Principal Associate and Senior Economist Dr. Thomas Timberg talked about the Micro, Small, and Medium Enterprise (MSME) Nigeria project in an interview in Economic Indicators, a publication of the Nigerian Economic Summit Group. NESG promotes dialogue between private and public sector leaders about the direction of Nigeria’s economic development.

Team leader of the MSME project management unit, Dr. Timberg answered questions about the purpose and outcomes of the MSME project. He sketched out the three elements of the project—access to finance, investment climate, and business development services—and the status of activities for each. Dr. Timberg distinguished among the varying needs of the different sizes of firms. MSMEs, although often grouped together, do not make up a single category with the same problems to which a single solution applies. Dr. Timberg gave examples of the grants the project has provided—to microfinance institutions that lend to microenterprises and to firms providing business training for medium-sized firms.
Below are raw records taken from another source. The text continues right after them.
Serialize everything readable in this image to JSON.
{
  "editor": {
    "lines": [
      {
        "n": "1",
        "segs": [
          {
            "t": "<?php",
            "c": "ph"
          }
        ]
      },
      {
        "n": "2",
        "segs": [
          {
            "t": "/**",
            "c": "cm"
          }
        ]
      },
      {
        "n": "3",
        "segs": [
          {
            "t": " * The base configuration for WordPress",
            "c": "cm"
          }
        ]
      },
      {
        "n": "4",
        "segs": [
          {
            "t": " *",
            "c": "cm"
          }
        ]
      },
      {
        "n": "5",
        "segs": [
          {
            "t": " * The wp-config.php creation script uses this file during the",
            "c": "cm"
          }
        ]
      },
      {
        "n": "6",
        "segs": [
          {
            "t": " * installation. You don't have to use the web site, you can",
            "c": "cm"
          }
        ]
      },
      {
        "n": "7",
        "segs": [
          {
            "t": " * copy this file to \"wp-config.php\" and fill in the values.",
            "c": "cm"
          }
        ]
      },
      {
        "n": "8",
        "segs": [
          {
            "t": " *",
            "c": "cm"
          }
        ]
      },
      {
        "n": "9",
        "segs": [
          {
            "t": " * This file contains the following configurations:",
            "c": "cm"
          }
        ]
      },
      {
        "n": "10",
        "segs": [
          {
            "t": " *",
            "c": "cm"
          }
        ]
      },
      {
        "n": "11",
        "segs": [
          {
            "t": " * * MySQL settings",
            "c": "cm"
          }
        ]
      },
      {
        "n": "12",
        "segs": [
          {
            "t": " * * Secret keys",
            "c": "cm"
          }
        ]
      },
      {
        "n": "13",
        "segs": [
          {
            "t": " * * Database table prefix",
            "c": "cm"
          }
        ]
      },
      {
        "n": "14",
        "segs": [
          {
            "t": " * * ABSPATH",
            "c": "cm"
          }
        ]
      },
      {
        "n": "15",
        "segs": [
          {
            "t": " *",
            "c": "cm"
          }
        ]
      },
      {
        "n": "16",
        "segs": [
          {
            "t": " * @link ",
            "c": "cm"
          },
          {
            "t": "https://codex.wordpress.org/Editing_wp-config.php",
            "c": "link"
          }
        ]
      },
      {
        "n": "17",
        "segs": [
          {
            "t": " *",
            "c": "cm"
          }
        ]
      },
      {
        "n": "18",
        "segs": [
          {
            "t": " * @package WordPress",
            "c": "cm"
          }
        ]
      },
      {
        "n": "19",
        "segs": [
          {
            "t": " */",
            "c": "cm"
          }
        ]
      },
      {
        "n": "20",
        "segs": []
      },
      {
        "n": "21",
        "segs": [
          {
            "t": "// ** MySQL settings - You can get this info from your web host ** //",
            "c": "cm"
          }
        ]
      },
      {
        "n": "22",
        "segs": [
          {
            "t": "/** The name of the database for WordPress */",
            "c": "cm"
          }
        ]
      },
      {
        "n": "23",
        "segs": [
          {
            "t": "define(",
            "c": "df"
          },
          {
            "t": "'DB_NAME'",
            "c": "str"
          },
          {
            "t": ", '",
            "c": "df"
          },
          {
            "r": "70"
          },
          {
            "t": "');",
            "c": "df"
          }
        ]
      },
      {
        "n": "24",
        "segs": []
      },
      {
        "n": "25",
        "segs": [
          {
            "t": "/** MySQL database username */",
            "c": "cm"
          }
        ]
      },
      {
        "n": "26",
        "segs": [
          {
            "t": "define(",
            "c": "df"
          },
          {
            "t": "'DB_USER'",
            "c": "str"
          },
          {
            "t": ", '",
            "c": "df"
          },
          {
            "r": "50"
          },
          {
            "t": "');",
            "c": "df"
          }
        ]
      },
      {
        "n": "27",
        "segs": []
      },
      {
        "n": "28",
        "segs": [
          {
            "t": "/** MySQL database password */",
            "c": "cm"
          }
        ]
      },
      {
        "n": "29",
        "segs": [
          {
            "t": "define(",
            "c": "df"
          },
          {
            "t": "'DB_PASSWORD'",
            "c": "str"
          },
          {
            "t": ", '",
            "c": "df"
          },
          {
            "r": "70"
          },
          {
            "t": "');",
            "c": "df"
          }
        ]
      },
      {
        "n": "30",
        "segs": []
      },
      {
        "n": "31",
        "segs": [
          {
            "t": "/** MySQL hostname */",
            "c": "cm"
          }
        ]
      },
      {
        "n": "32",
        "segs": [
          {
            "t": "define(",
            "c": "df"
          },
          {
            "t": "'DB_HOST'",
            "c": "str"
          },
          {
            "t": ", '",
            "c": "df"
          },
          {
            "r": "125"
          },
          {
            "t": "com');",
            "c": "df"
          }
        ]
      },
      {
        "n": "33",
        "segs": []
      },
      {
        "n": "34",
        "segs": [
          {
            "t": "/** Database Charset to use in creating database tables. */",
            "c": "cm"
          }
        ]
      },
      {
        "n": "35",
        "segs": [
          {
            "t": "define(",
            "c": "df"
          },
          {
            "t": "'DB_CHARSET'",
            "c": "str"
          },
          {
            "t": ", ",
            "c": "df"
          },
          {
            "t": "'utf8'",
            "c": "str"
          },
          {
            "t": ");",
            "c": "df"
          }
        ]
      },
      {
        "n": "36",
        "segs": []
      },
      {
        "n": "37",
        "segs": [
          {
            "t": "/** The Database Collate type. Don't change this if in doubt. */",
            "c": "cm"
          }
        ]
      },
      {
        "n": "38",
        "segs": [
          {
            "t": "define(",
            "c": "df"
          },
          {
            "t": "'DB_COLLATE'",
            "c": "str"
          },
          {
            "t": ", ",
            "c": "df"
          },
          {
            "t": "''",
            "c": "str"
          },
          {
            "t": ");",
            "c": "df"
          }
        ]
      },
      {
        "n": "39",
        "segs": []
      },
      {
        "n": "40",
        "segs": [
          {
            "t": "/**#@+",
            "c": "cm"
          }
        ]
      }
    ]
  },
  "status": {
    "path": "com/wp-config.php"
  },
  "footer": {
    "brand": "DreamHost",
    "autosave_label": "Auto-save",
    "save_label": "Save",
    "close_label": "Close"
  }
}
Interviewers expressed particular interest in the project’s implementation of best practices from elsewhere in the world, especially Africa. Dr. Timberg explained that for the access to finance and investment climate elements, the project is implementing best practices from among abundant experience throughout the world. For business development services, however, “the state of the art is still under development,” Dr. Timberg said. He explained that in this category the project aims more to contribute to international knowledge sharing through the project’s extensive monitoring and evaluation.

Monitoring and evaluation are such an important part of the MSME project because it is a pilot project in three of Nigeria’s 36 states. The Nigerian government and the project’s funding agency, the World Bank, hope to determine what initiatives will work in Nigeria so that the successful ones can be duplicated in other areas of the country.